If they prevail, the impact will reach far beyond D.C. If the court rules the ordinance unconstitutional, it would severely weaken the authority of all local governments to fashion gun laws necessary to protect public safety.
Since the ordinance was enacted in 1976, gun homicides dropped 25 percent; gun suicides dropped 23 percent. In "Guns, Fear, the Constitution and the Public's Health," an article published in the New England Journal of Medicine this month, UC Davis Medical Center emergency room physician Dr. Garen Wintemute concedes that that homicide rates in the district rebounded with the crack cocaine epidemic of the 1980s but that "today the district's gun suicide rate is the lowest of any state."
Wintemute, a leading researcher of gun violence, documents the increased risk of violence, injury and death that the mere presence of a gun in a home poses. The statistics are striking and alarming. "Living in a home where there are guns increases the risk of homicide 40 to 170 percent," Wintemute says. The risk of suicide jumps even more, up by 90 to 460 percent. These risks exist not just for gun owners but for everyone in the home.

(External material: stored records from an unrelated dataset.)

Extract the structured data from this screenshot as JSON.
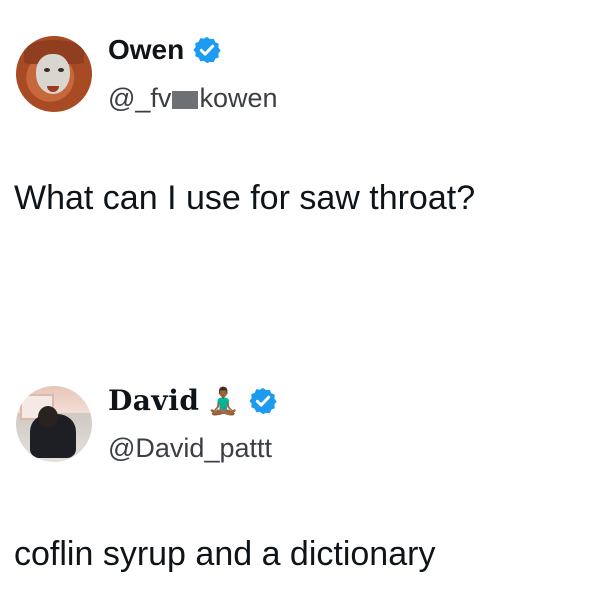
{
  "posts": [
    {
      "display_name": "Owen",
      "handle_prefix": "@_fv",
      "handle_suffix": "kowen",
      "verified": true,
      "text": "What can I use for saw throat?",
      "avatar_icon": "avatar-face-mask-icon"
    },
    {
      "display_name": "David",
      "name_emoji": "🧘🏾‍♂️",
      "handle": "@David_pattt",
      "verified": true,
      "text": "coflin syrup and a dictionary",
      "avatar_icon": "avatar-person-icon"
    }
  ],
  "colors": {
    "verified_blue": "#1d9bf0",
    "text": "#0f1419",
    "handle": "#3b3f44"
  }
}
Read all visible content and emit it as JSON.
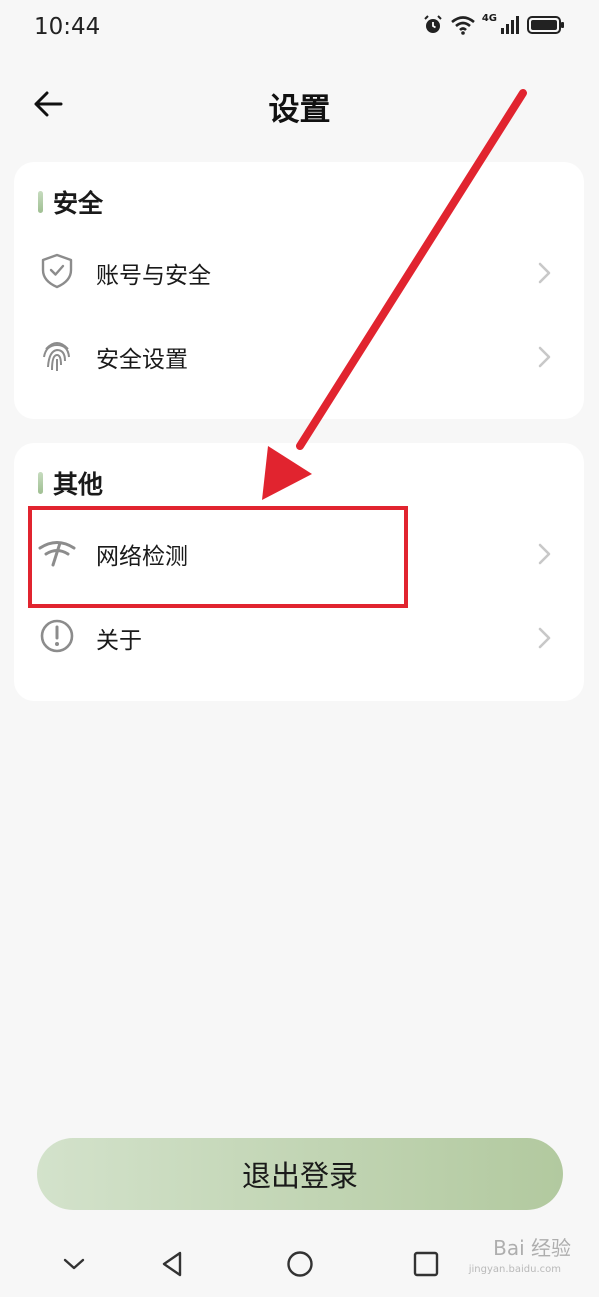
{
  "status_bar": {
    "time": "10:44",
    "network": "4G"
  },
  "header": {
    "title": "设置"
  },
  "sections": [
    {
      "title": "安全",
      "items": [
        {
          "label": "账号与安全",
          "icon": "shield-check-icon"
        },
        {
          "label": "安全设置",
          "icon": "fingerprint-icon"
        }
      ]
    },
    {
      "title": "其他",
      "items": [
        {
          "label": "网络检测",
          "icon": "network-check-icon"
        },
        {
          "label": "关于",
          "icon": "info-icon"
        }
      ]
    }
  ],
  "logout": {
    "label": "退出登录"
  },
  "watermark": {
    "text": "Bai 经验",
    "sub": "jingyan.baidu.com"
  },
  "colors": {
    "accent": "#b2c99f",
    "annotation": "#e1242f"
  }
}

Reasonable handgun ownership restrictions in New York and Chicago, Wintemute writes, have resulted in fewer homicides in those cities in 2007 than at any time since the 1960s. No wonder, given all this, that so many cities have local laws restricting gun ownership. If gun owners prevail in the Washington, D.C., case, cities across the nation will lose the power they need to place reasonable restrictions on gun ownership, and public safety will suffer.